Parola M, Pinzani M. Liver fibrosis: Pathophysiology, pathogenetic targets and clinical issues. Mol Aspects Med. 2019 Feb;65:37-55. doi: 10.1016/j.mam.2018.09.002. Epub 2018 Sep 13. PMID: 30213667.
Pei Z, Fan J, Tang M, Li Y. Ferroptosis: A New Strategy for the Treatment of Fibrotic Diseases. Adv Biol (Weinh). 2024 Oct 8:e2400383. doi: 10.1002/adbi.202400383. Epub ahead of print. PMID: 39377183.
Guan Y, Fang Z, Hu A, Roberts S, Wang M, Ren W, Johansson PK, Heilshorn SC, Enejder A, Peltz G. Live-cell imaging of human liver fibrosis using hepatic micro-organoids. JCI Insight. 2024 Dec 10;10(2):e187099. doi: 10.1172/jci.insight.187099. PMID: 39656528.

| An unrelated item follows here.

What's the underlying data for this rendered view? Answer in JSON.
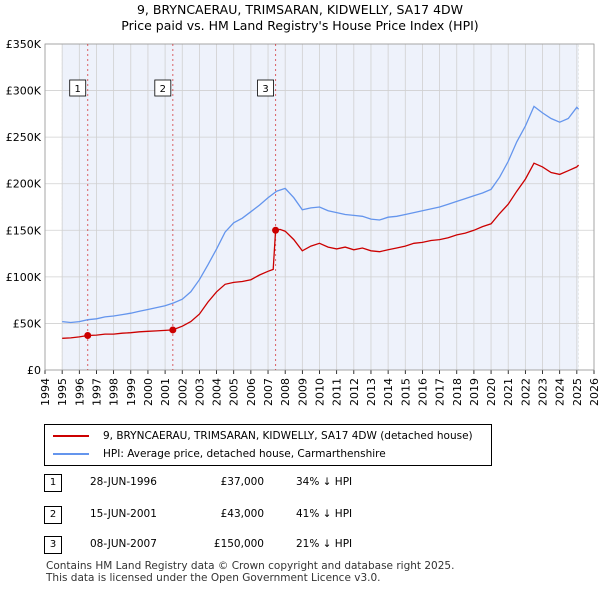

Xia S, Huang Y, Zhang Y, Zhang M, Zhao K, Han P, Tian D, Liao J, Liu J. Role of macrophage-to-myofibroblast transition in chronic liver injury and liver fibrosis. Eur J Med Res. 2023 Nov 8;28(1):502. doi: 10.1186/s40001-023-01488-7. PMID: 37941043; PMCID: PMC10631085.
Venkatesh SK, Torbenson MS. Liver fibrosis quantification. Abdom Radiol (NY). 2022 Mar;47(3):1032-1052. doi: 10.1007/s00261-021-03396-y. Epub 2022 Jan 12. PMID: 35022806; PMCID: PMC9538706.